Annoying logical deduction

Question

I'm trying to show that $\vdash \neg\neg A \to A$. I can't seem to figure out the deduction. Mendelson proves this in his book, but I'm trying to use a different set of axioms. These are

$A\to (B\to A)$

$(\neg B\to \neg A)\to (A\to B)$

$(A\to (B\to C))\to ((A\to B)\to (A\to C))$

Using these axioms and modus ponens I've done a few problems in Mendelson's book, so I already have deductions for e.g.

$\neg A \to (A\to B)$

$A\to A$

Can anyone find a short proof for this? Even using the deduction theorem, I can't seem to be able to prove this.

Answer 1

Using the deduction theorem, assume $\lnot \lnot A$. By a rule you have proved, $$ \lnot (\lnot A) \to (\lnot A \to \lnot \top). $$ Thus, by modus ponens, $\lnot A \to \lnot \top$. By rule (2), $$ (\lnot A \to \lnot \top) \to (\top \to A), $$ Hence $\top \to A$, by modus ponens, and hence $A$ by modus ponens again. Thus, by the deduction theorem, $\lnot\lnot A \to A$.

If you do not have $\top$ in your language, you can replace it with any provable formula you like, e.g. $A \to A$.

By the way, the method I used to write this was to think in terms of $\lnot A \equiv A \to \bot$ and then translate that back to the language where $\lnot$ is primitive.

Answer 2

Why should there be a nice short proof? In Mendelson's original system, for example, the shortest proof of $P \land Q \vdash P$, with his definition of conjunction, is over 50 lines.

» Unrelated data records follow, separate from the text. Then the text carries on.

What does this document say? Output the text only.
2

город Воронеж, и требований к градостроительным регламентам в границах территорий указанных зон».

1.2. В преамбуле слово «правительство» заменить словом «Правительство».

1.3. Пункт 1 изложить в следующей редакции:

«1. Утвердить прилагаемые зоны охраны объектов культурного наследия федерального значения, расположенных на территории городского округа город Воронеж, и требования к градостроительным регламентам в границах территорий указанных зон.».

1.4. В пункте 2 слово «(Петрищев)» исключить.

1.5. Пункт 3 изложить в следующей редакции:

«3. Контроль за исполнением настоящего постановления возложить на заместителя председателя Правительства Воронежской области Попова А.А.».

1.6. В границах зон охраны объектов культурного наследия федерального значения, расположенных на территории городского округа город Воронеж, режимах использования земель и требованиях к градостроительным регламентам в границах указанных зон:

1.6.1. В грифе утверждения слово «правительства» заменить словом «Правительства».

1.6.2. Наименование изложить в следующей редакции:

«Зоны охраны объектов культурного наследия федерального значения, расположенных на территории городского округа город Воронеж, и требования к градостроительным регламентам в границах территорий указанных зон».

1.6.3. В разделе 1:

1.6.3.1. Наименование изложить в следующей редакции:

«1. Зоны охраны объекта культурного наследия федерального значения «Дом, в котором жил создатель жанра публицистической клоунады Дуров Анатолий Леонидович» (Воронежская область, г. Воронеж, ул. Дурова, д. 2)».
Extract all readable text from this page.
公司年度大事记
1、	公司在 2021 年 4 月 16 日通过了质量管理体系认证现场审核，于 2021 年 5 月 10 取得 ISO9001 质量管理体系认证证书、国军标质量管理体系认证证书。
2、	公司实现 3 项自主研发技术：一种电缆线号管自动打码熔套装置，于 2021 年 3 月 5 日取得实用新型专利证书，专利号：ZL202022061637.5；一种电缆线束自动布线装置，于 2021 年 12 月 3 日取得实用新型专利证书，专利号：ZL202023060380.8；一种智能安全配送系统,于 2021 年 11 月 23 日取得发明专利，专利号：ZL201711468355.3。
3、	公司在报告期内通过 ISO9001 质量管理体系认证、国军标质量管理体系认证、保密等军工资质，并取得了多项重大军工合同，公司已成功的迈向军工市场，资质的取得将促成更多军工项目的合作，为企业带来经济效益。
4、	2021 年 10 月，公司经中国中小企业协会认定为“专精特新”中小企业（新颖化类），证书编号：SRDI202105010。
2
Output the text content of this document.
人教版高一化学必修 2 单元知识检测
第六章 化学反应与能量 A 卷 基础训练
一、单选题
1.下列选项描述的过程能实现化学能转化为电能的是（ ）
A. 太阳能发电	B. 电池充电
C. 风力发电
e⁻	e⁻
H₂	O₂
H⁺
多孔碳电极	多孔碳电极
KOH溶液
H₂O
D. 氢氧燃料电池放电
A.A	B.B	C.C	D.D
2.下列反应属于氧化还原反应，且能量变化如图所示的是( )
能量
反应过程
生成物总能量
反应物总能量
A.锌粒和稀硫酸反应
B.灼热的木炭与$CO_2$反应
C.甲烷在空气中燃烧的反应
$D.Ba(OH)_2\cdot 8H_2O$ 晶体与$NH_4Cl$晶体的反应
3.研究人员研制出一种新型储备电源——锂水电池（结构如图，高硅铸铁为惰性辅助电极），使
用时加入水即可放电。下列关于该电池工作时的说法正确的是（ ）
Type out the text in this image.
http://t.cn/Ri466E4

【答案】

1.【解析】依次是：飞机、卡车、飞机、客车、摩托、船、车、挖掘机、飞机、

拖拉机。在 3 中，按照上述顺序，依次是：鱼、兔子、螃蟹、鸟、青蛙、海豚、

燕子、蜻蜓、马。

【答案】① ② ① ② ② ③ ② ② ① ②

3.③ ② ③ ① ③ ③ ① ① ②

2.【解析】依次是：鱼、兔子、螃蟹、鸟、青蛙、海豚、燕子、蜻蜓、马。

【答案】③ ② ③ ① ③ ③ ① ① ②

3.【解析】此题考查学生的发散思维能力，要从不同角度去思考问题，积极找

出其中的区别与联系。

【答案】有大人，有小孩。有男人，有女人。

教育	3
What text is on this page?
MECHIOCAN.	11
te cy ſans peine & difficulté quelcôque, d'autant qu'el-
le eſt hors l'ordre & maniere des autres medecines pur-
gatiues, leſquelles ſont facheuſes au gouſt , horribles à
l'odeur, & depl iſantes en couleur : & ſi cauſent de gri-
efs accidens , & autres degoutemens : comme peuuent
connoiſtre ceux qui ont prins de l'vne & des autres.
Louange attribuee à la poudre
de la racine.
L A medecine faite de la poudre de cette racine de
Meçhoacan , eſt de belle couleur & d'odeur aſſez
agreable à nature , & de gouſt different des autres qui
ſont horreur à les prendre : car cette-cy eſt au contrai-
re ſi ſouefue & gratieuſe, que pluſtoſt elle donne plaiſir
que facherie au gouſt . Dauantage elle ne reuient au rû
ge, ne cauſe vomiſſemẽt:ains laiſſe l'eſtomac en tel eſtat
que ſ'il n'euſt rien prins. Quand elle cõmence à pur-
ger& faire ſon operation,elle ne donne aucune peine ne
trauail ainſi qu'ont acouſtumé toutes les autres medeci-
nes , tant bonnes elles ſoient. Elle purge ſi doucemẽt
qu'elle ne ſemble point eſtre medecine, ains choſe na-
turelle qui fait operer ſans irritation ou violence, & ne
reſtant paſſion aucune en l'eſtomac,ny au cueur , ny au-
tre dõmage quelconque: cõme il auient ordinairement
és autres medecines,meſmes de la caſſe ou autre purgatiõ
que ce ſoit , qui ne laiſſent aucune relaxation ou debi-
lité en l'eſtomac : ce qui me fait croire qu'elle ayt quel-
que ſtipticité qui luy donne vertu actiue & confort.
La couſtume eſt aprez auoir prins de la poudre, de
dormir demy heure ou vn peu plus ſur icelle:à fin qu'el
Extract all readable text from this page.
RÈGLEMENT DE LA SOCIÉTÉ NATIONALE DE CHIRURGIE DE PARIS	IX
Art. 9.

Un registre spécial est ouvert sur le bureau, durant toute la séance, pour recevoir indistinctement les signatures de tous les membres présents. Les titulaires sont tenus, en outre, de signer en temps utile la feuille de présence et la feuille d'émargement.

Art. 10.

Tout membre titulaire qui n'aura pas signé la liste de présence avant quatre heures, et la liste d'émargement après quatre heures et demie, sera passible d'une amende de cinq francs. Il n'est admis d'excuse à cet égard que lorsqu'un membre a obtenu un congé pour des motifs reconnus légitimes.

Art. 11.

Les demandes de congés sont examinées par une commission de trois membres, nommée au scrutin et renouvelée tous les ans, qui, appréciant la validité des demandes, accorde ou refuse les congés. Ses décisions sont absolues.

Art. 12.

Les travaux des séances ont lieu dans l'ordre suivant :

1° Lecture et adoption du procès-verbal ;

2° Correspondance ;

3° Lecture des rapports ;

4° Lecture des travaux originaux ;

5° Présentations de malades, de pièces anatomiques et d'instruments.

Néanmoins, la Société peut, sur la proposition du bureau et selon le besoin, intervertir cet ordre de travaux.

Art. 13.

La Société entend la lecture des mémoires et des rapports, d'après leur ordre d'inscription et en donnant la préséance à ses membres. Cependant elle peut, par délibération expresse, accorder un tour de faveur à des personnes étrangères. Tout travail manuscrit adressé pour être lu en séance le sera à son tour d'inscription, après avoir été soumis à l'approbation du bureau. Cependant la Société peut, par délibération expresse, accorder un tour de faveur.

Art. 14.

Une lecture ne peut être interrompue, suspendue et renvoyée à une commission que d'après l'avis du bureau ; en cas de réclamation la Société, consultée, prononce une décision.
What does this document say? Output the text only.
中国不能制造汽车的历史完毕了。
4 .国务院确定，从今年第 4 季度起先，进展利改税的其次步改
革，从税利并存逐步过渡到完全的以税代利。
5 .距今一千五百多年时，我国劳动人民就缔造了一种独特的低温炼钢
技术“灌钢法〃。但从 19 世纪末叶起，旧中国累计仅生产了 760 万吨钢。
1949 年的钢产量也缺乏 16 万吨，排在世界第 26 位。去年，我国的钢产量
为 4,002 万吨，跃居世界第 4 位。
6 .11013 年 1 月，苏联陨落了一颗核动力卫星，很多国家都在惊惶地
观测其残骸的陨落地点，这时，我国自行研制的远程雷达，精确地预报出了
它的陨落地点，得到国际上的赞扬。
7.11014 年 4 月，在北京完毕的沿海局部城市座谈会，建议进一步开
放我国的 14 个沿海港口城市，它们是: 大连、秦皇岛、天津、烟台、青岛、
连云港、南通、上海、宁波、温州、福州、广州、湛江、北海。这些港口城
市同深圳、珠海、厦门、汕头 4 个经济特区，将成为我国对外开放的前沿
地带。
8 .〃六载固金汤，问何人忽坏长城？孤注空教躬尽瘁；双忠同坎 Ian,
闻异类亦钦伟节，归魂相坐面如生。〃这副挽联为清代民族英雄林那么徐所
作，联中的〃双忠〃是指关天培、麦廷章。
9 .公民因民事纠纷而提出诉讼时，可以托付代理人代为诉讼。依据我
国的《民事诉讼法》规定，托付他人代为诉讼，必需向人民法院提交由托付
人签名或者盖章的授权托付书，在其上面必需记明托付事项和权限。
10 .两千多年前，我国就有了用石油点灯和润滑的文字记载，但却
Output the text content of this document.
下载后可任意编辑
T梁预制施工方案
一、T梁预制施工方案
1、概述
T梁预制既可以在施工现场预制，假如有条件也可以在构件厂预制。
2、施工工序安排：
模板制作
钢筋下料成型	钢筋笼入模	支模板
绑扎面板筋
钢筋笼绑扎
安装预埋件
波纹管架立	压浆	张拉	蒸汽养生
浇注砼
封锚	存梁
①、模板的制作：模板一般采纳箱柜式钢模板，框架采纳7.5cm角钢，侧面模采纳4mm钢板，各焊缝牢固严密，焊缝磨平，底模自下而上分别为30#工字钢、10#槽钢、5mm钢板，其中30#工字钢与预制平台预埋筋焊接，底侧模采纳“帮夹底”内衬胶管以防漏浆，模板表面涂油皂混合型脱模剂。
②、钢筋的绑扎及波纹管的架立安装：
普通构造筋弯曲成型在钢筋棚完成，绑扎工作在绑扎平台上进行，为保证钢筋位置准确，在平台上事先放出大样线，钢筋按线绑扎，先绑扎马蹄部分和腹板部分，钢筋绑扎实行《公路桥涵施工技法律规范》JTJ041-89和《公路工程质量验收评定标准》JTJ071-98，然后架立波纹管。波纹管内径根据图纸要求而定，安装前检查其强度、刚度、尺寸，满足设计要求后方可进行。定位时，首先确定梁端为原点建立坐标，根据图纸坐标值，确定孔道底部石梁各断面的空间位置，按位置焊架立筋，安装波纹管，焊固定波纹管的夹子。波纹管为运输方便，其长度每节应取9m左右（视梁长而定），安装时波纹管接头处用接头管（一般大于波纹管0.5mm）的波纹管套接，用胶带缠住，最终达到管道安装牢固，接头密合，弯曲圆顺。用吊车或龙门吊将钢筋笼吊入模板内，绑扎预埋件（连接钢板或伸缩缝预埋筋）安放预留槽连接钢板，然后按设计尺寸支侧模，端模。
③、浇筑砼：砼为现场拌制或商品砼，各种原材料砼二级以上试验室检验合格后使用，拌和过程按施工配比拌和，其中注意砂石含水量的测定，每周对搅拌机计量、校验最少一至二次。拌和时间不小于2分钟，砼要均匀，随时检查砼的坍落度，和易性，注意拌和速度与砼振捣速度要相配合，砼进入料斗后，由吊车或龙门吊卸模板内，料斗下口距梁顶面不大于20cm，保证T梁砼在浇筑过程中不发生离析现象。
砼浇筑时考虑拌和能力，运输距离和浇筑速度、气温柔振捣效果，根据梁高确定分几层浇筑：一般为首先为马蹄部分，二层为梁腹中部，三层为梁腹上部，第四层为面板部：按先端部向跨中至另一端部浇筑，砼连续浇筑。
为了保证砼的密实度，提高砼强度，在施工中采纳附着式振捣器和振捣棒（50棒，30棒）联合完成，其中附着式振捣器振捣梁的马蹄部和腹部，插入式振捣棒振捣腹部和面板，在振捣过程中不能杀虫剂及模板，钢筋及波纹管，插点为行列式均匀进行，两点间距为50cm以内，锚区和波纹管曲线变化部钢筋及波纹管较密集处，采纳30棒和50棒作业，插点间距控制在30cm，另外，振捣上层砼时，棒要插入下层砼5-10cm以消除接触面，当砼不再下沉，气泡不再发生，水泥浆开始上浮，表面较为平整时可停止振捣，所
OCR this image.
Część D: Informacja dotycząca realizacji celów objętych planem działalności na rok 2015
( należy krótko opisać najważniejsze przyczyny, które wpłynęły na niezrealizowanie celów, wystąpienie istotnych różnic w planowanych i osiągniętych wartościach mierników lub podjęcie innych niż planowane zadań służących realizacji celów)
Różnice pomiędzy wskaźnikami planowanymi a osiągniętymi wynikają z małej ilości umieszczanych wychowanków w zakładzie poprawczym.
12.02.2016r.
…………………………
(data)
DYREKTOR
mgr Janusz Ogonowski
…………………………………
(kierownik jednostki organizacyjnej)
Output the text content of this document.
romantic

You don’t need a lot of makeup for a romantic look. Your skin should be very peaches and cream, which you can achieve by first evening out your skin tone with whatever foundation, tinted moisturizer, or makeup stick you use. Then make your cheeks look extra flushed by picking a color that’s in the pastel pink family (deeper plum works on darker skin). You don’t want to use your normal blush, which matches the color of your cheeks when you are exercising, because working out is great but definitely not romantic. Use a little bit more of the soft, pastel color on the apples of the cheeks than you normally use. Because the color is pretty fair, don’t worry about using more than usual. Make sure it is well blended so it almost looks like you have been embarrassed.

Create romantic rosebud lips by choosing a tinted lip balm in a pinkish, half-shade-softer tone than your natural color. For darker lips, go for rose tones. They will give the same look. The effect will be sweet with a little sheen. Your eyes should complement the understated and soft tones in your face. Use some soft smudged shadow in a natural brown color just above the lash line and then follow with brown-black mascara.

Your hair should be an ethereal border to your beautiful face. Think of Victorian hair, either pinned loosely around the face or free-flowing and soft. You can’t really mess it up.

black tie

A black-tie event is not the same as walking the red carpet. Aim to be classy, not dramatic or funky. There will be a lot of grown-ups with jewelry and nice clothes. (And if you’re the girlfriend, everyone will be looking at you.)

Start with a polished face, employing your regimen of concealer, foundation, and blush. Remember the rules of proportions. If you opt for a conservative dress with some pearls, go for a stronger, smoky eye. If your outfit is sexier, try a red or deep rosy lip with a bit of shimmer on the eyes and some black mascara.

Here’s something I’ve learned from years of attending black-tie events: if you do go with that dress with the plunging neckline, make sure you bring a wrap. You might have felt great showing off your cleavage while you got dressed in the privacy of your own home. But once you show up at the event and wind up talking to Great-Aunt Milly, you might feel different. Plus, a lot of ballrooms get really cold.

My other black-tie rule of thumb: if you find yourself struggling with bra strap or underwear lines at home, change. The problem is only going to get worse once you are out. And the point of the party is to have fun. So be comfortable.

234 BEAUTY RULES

You are discovering that axiomatic presentations of logic in this style are indeed annoying!

Natural Deduction Rules OK!

Answer 3

I may be missing something because I haven't studied yet mathematical logic to a deep level... but, if you have proved A->A, isnt ¬ a general operation such that ¬¬A is the same as A, so the proof must be the same.